There's a word (acronym) that rarely appears in headlines. However, when scanning tech news headlines, there it was: Cobol: Grace Hoppers gift to the world of business.

Cobol was the first computer programming language that I used when working with the Bank of America in San Francisco in the mid 1960s. Cobol was followed by several other programming languages when I was still writing code. When the personal computer appeared, I learned a few more languages. I still enjoy writing code. Today's code is Basic macros for Excel spreadsheets.

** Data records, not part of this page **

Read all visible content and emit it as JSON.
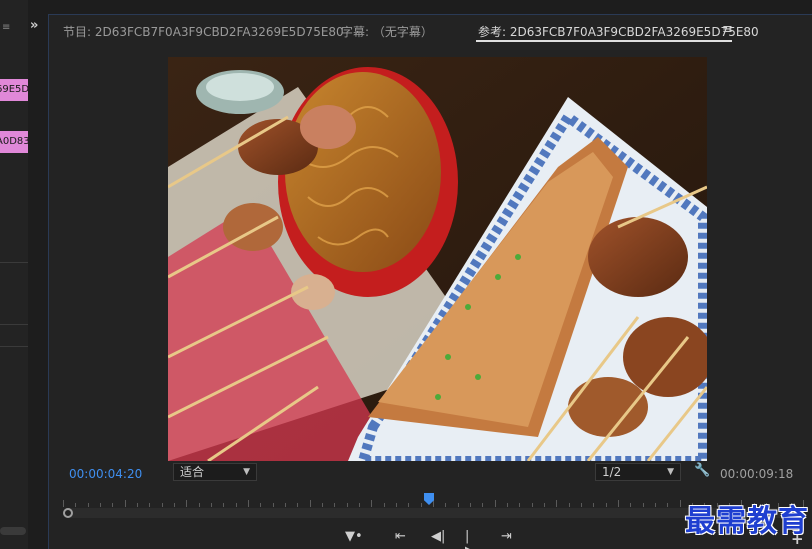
{
  "left_panel": {
    "icon": "≡",
    "clips": [
      "69E5D",
      "A0D83"
    ]
  },
  "expand_icon": "»",
  "tabs": {
    "program": "节目: 2D63FCB7F0A3F9CBD2FA3269E5D75E80",
    "captions": "字幕: （无字幕）",
    "reference": "参考: 2D63FCB7F0A3F9CBD2FA3269E5D75E80",
    "menu_icon": "≡"
  },
  "viewer": {
    "image_description_icon": "video-frame"
  },
  "controls": {
    "current_timecode": "00:00:04:20",
    "zoom_select": "适合",
    "resolution_select": "1/2",
    "duration_timecode": "00:00:09:18",
    "settings_icon": "wrench-icon"
  },
  "transport": {
    "mark_in": "⇤",
    "step_back": "◀|",
    "step_forward": "|▶",
    "go_to_out": "⇥",
    "add": "+"
  },
  "watermark": "最需教育",
  "colors": {
    "accent_blue": "#3f8ff0",
    "clip_pink": "#e088d8",
    "panel_bg": "#232323"
  }
}
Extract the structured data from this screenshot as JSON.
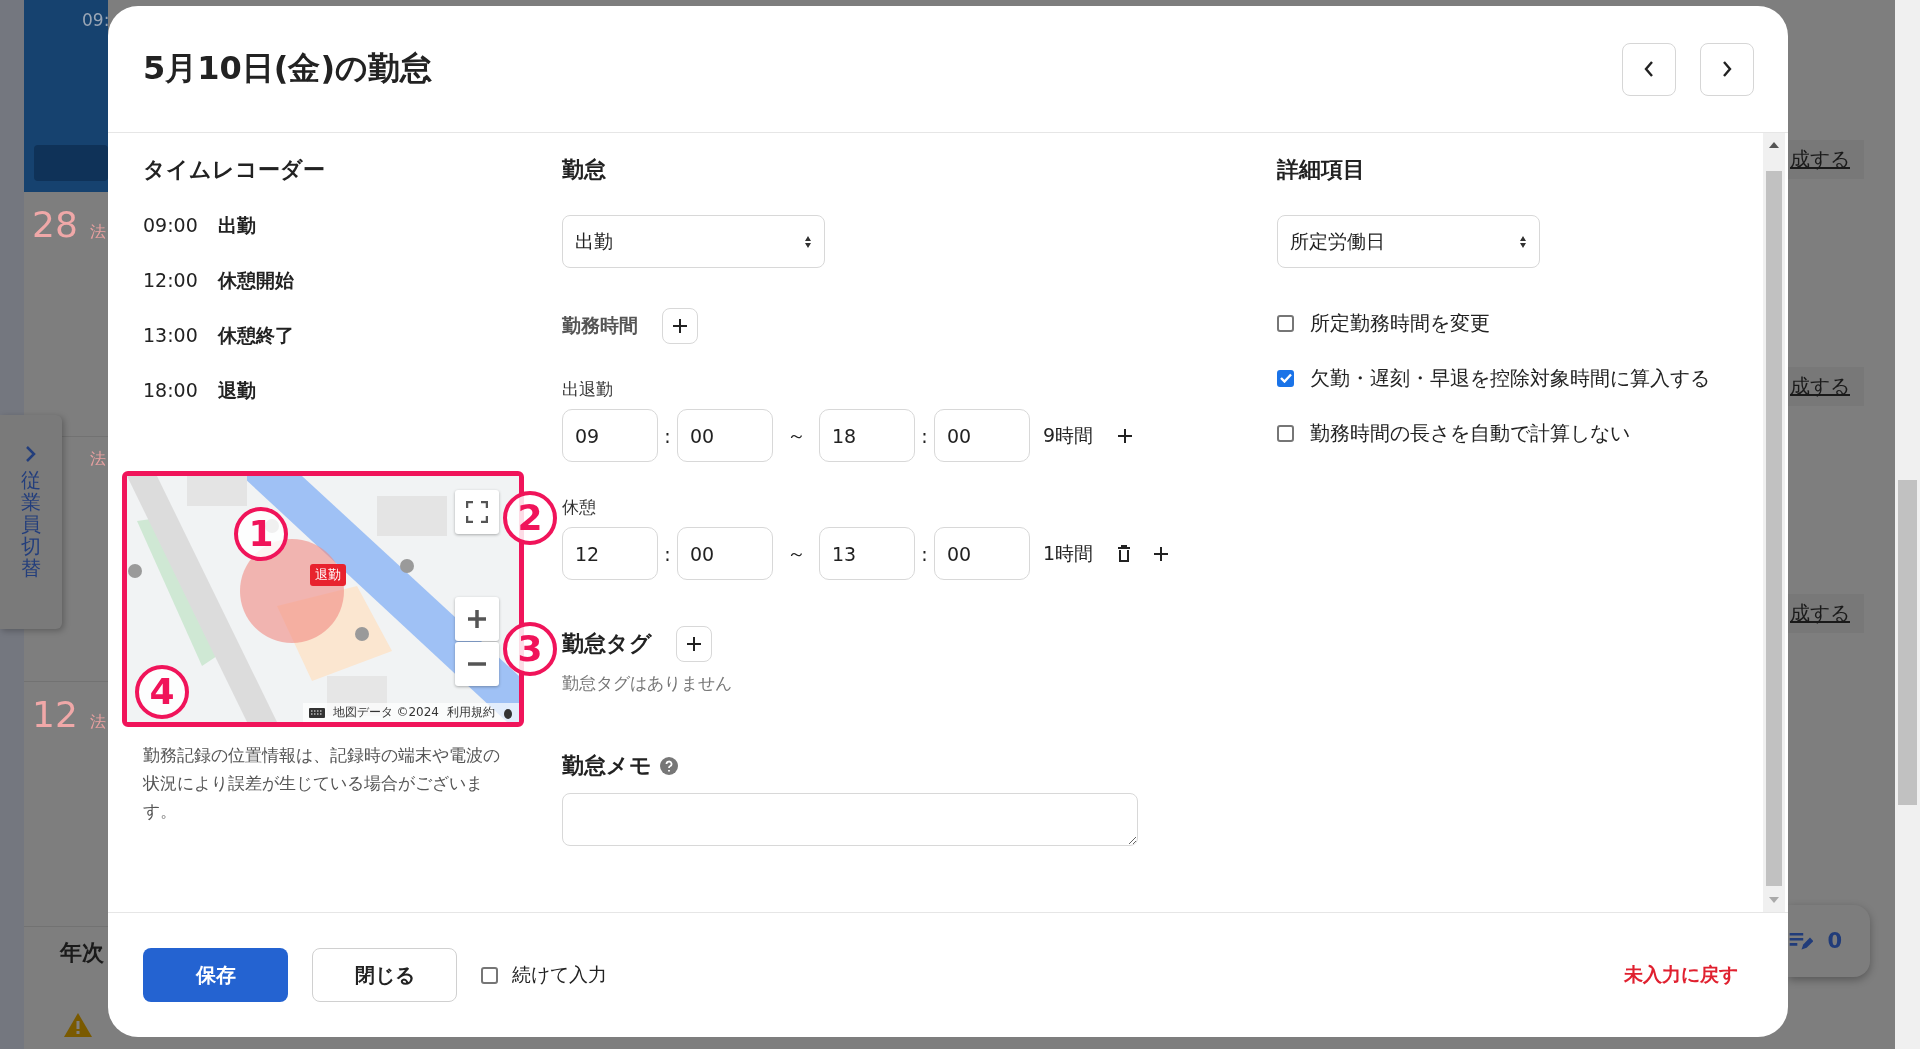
{
  "background": {
    "time_label": "09:",
    "rows": [
      {
        "date": "28",
        "note": "法"
      },
      {
        "date": "",
        "note": "法"
      },
      {
        "date": "12",
        "note": "法"
      }
    ],
    "side_tab": {
      "label": "従業員切替"
    },
    "section_title": "年次",
    "links": [
      "成する",
      "成する",
      "成する"
    ],
    "fab": {
      "count": "0"
    }
  },
  "dialog": {
    "title": "5月10日(金)の勤怠",
    "time_recorder": {
      "title": "タイムレコーダー",
      "entries": [
        {
          "time": "09:00",
          "label": "出勤"
        },
        {
          "time": "12:00",
          "label": "休憩開始"
        },
        {
          "time": "13:00",
          "label": "休憩終了"
        },
        {
          "time": "18:00",
          "label": "退勤"
        }
      ],
      "map": {
        "marker": "退勤",
        "attribution": "地図データ ©2024",
        "terms": "利用規約"
      },
      "note": "勤務記録の位置情報は、記録時の端末や電波の状況により誤差が生じている場合がございます。"
    },
    "attendance": {
      "title": "勤怠",
      "select": "出勤",
      "work_hours_title": "勤務時間",
      "shifts": [
        {
          "label": "出退勤",
          "start": [
            "09",
            "00"
          ],
          "colon_start": ":",
          "tilde": "～",
          "end": [
            "18",
            "00"
          ],
          "colon_end": ":",
          "duration": "9時間",
          "kind": "add"
        },
        {
          "label": "休憩",
          "start": [
            "12",
            "00"
          ],
          "colon_start": ":",
          "tilde": "～",
          "end": [
            "13",
            "00"
          ],
          "colon_end": ":",
          "duration": "1時間",
          "kind": "delete"
        }
      ],
      "tags_title": "勤怠タグ",
      "tags_empty": "勤怠タグはありません",
      "memo_title": "勤怠メモ"
    },
    "details": {
      "title": "詳細項目",
      "select": "所定労働日",
      "options": [
        {
          "label": "所定勤務時間を変更",
          "checked": false
        },
        {
          "label": "欠勤・遅刻・早退を控除対象時間に算入する",
          "checked": true
        },
        {
          "label": "勤務時間の長さを自動で計算しない",
          "checked": false
        }
      ]
    },
    "footer": {
      "save": "保存",
      "close": "閉じる",
      "continue": {
        "label": "続けて入力",
        "checked": false
      },
      "reset": "未入力に戻す"
    }
  },
  "annotations": [
    "1",
    "2",
    "3",
    "4"
  ]
}
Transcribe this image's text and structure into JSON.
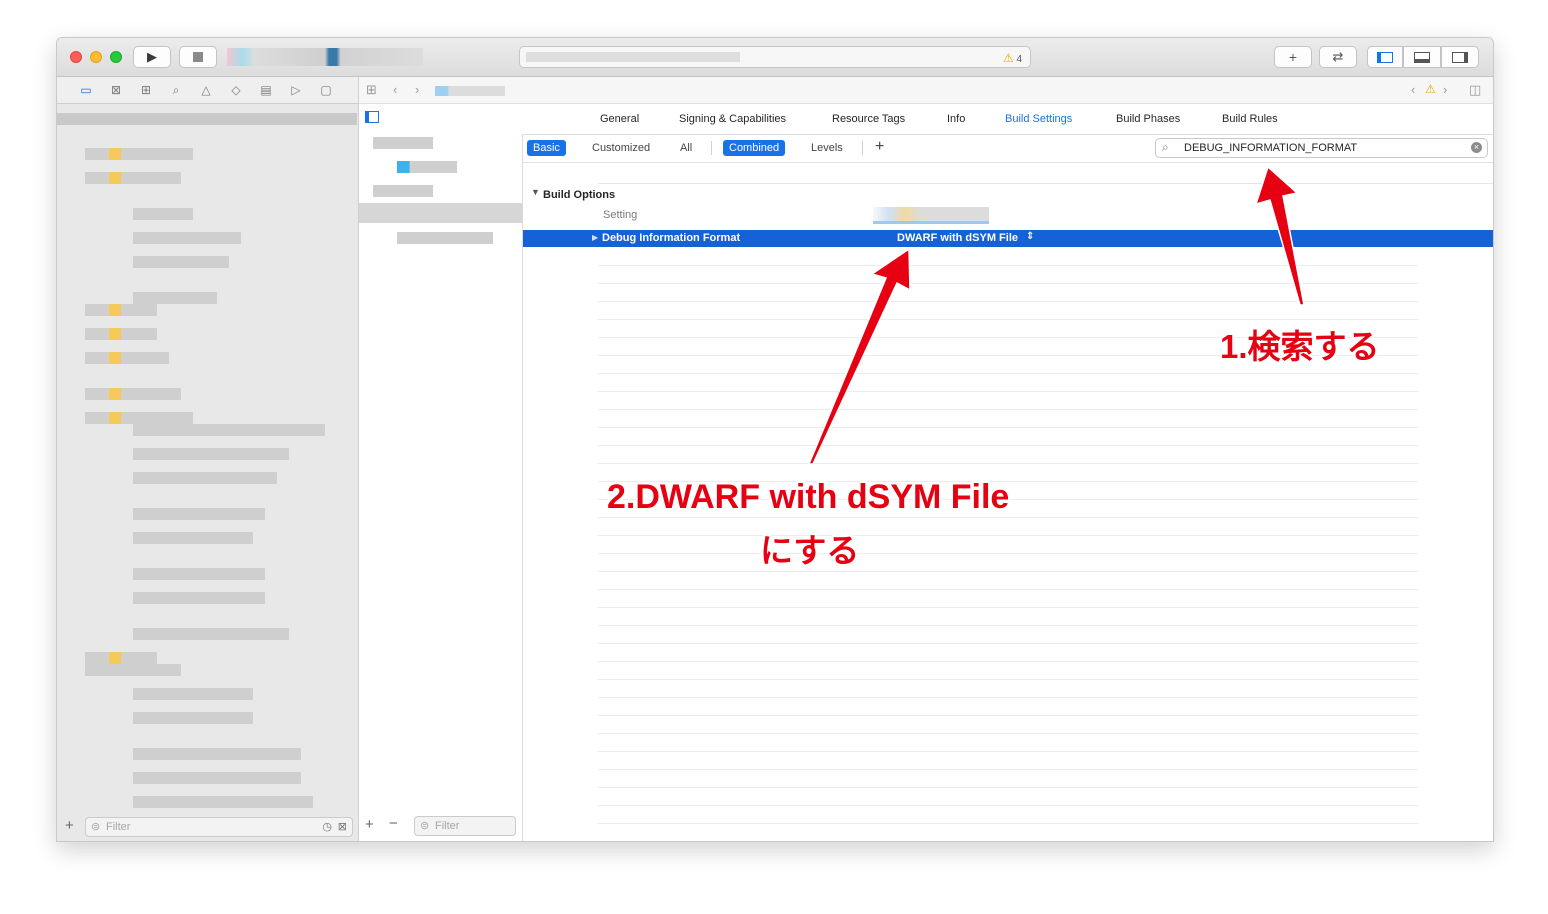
{
  "toolbar": {
    "warning_count": "4",
    "add_label": "+"
  },
  "navigator": {
    "filter_placeholder": "Filter"
  },
  "targets": {
    "filter_placeholder": "Filter"
  },
  "editor_tabs": [
    "General",
    "Signing & Capabilities",
    "Resource Tags",
    "Info",
    "Build Settings",
    "Build Phases",
    "Build Rules"
  ],
  "active_tab": "Build Settings",
  "filter_bar": {
    "basic": "Basic",
    "customized": "Customized",
    "all": "All",
    "combined": "Combined",
    "levels": "Levels",
    "add": "+"
  },
  "search": {
    "value": "DEBUG_INFORMATION_FORMAT"
  },
  "build_options": {
    "section_title": "Build Options",
    "setting_header": "Setting",
    "row_name": "Debug Information Format",
    "row_value": "DWARF with dSYM File"
  },
  "annotations": {
    "step1": "1.検索する",
    "step2_line1": "2.DWARF with dSYM File",
    "step2_line2": "にする"
  },
  "colors": {
    "accent": "#1a72e8",
    "selection": "#1562d8",
    "annotation": "#e60012",
    "folder": "#f5c95a"
  }
}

I am still a nerd. A couple of years ago when Sudoku was the new rage, I wrote a program to solve the puzzles. To me that was more fun than solving the puzzles.

With a programming refresher, I could solve Sudoku puzzles with Cobol. Then I could apply for one of those Cobol programming jobs. That is the conclusion according to a quote from the article:
As the number of developers who cut their teeth on Cobol dwindle, and universities take Cobol off their curriculum, demand for programmers with the skills to maintain legacy Cobol applications is increasing.
Back to programming in Cobol! That would certainly be a life change for this guy who hasn't had a job in 13 years and hasn't programmed for a living since 1980.

Note: My puzzling preference are crosswords.


  1. COBOL??? That brings back memories. Took a FORTRAN & COBOL class in college. Lesson learned was you could bribe a buddy at the computer center with beer to get more than one turn around a day. Haven't used COBOL since.

    Hope you are keeping warm in Yuma. Cool here in Phoenix.

  2. My first programming language was MAD. That was before compooters I think.
    Glad to see you are still kicking around Daryl.

    1. Thanks for the reminder. Someplace near Fredericksburg is where I first meet Daryl, his wife and you.

  3. Jeez, that's scary; if people don't learn COBOL then how are they going to read it in order to recreate in some other language? Should be tough for some legacy systems. And I'm like you, I don't want to go back to coding.

    1. Cobol should be easy enough to read since it reads like English; "MOVE FIELD-A TO FIELD-B". Yeah. Right. Maintaining any code is not easy -- regardless the language used.